Condemnation of Religious Persecution in Russia.

I move:—

"That the Seanad desires to place on record its condemnation of the religious persecution at present being carried on in Russia."

On a point of order, might I appeal to the Senator to postpone his motion until we have the Minister for External Affairs present? As the Minister who deals with the affairs of other countries I think he ought to be present.

Cathaoirleach

That is for the Senator.

Notice of this motion was given a week or a fortnight ago. If the Minister is not here the Seanad must do the best it can without him. I am told the Minister is ill, and I regret it very much and hope he will soon be completely restored to health. As far as the motion is concerned, I think we will consider it now. There is no doubt about it that religious persecution is continuing in Russia. All the churches—Jewish, Protestant and Catholic—are agreed about it, and the various peoples apparently are agreed that it exists. I need mention only three of them—the United States, Germany and England. That being so, the question arises, what good can we do to the people we wish to protect? I suggest another question before I answer the first one and that is what harm can we do to the people we wish to protect? My answer to my own question is that you can do them no harm whatever, because their condition cannot be any worse. They have reached the deepest deep. Then I proceed to answer the first question. What good can we do to these people that we desire to help? We can call to their aid an ally that has never failed heretofore, and that is not going to fail now. I allude to the public opinion of the civilised world. That is an ally we have had on our side heretofore.

There have been difficulties in inter-communications between peoples; there have been difficulties in the mentality of the peoples; difficulties in the way of intercourse between the peoples, but from now on those difficulties will gradually decrease until they eventually vanish altogether. The world is going to be governed in the future by the public opinion of its inhabitants. For that reason, I for one welcome all those pacts and convenants and agreements made between the nations. All those agreements are subject to the world's public opinion, and that opinion in a rapidly increasing manner will ratify and enforce them. The Russian people in their distress may rely upon the public opinion of civilised nations. This country has relied for many generations on the public opinion of the civilised world, and it should be the last to doubt of the gigantic power of public opinion.
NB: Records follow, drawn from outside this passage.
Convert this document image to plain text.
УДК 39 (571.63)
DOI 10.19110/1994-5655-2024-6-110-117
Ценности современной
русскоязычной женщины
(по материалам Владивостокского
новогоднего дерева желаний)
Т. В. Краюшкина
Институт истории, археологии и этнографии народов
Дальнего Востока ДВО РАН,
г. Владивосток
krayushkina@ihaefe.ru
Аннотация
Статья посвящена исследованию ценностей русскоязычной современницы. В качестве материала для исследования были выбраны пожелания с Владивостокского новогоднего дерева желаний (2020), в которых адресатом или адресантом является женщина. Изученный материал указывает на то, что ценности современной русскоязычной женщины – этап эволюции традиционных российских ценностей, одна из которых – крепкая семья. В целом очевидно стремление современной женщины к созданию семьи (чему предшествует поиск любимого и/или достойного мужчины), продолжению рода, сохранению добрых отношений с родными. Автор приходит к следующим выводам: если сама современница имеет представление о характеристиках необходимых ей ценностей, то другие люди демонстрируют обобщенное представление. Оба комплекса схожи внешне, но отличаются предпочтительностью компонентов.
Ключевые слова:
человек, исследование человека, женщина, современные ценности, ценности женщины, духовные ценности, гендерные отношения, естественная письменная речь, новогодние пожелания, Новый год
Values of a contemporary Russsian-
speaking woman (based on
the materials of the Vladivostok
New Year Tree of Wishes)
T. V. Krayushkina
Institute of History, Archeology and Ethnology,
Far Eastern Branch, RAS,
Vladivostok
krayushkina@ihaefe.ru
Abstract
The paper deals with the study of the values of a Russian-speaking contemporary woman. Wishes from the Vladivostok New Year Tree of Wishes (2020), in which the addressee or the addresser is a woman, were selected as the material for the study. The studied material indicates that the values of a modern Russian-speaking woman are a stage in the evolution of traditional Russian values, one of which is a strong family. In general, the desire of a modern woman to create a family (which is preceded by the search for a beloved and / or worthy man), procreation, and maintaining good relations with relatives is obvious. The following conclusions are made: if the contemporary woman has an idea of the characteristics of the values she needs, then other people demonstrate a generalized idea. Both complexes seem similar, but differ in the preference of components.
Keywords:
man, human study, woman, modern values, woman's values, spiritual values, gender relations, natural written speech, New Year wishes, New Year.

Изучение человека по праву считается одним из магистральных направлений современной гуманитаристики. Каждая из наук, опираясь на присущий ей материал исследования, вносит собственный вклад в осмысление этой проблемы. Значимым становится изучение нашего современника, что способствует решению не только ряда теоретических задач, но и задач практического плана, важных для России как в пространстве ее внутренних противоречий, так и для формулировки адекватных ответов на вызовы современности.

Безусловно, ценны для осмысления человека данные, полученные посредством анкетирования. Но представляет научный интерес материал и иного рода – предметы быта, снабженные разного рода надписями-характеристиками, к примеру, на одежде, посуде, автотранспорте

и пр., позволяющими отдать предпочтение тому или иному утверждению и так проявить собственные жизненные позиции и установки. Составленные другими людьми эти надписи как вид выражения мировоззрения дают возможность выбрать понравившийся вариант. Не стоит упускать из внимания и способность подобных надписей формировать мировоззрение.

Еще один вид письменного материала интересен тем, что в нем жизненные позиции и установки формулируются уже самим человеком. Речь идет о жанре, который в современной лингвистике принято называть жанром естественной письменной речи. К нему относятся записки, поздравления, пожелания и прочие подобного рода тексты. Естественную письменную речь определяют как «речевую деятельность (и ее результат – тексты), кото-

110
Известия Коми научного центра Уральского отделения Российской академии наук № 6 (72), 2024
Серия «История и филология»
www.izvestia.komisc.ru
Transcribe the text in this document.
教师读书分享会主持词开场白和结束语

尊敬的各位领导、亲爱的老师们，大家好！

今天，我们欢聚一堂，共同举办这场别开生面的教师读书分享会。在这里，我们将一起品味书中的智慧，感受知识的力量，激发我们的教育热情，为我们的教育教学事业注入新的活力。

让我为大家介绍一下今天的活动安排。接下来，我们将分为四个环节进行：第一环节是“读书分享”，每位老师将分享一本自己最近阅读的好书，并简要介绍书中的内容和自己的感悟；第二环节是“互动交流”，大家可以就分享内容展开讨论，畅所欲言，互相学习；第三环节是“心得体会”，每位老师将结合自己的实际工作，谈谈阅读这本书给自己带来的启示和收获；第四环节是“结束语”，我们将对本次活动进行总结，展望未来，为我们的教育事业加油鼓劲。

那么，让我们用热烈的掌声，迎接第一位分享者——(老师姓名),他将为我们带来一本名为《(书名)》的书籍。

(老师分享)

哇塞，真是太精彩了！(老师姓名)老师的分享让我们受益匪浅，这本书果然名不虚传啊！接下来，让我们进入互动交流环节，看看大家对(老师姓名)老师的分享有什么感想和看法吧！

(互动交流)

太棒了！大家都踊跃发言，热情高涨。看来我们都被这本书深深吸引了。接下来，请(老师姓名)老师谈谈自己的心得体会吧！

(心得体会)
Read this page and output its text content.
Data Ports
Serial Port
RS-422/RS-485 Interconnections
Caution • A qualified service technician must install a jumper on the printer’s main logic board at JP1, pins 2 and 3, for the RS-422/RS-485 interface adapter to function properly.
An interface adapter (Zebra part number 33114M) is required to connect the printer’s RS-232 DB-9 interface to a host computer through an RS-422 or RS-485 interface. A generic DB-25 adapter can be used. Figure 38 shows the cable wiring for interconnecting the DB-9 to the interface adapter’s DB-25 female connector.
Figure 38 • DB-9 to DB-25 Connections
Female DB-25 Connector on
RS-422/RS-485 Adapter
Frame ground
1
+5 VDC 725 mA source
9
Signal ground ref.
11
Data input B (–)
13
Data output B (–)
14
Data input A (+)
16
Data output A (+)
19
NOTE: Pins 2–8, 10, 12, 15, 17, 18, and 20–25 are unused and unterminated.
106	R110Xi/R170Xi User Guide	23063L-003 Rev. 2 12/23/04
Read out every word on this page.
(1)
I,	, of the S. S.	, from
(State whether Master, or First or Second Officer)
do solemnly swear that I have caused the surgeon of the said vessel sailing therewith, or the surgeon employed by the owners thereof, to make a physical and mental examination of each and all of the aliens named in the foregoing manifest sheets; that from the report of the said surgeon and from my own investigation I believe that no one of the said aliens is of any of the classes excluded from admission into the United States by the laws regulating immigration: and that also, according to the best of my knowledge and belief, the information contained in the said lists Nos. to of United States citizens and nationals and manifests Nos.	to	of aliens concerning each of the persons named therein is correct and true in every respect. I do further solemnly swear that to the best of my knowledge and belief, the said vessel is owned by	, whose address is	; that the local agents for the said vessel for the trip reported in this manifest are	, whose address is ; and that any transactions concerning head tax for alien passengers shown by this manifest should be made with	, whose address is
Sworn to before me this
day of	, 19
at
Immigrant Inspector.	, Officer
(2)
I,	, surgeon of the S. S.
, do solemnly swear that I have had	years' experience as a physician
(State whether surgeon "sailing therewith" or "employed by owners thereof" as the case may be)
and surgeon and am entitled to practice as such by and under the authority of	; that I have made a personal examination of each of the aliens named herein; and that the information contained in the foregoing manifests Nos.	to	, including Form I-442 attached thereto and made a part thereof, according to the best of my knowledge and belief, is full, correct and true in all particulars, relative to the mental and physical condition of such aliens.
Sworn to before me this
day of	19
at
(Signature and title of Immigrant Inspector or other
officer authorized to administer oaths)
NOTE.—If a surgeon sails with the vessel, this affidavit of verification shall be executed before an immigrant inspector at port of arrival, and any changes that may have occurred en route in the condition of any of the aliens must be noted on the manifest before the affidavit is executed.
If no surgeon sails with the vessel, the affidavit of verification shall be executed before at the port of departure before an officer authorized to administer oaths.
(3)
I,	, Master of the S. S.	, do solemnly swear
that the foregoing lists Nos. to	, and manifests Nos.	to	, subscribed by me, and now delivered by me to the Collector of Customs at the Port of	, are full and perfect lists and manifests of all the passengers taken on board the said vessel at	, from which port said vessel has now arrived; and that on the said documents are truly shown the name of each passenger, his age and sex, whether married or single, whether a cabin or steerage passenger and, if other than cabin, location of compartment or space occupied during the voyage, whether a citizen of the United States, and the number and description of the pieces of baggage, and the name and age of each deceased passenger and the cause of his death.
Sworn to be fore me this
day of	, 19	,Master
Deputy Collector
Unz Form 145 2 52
I think this country should be one of the foremost champions of civilised public opinion if she is to fulfil her destiny, as I believe she will. The time has come when this country should express herself in this matter of the Russian persecutions in no uncertain tone. This is pre-eminently a God-fearing country. Our Jews, our Protestants, our Catholics are all emphatically believers. This gives them an opportunity to put their beliefs into practice. It is an opportunity for them to register themselves on the side of believers all over the world. I think that I have the unanimous support of the Seanad as representing a believing nation in putting forward this motion.

I second the motion. It is only right the Seanad should put on record their strong condemnation of the persecution Christians are suffering in Russia.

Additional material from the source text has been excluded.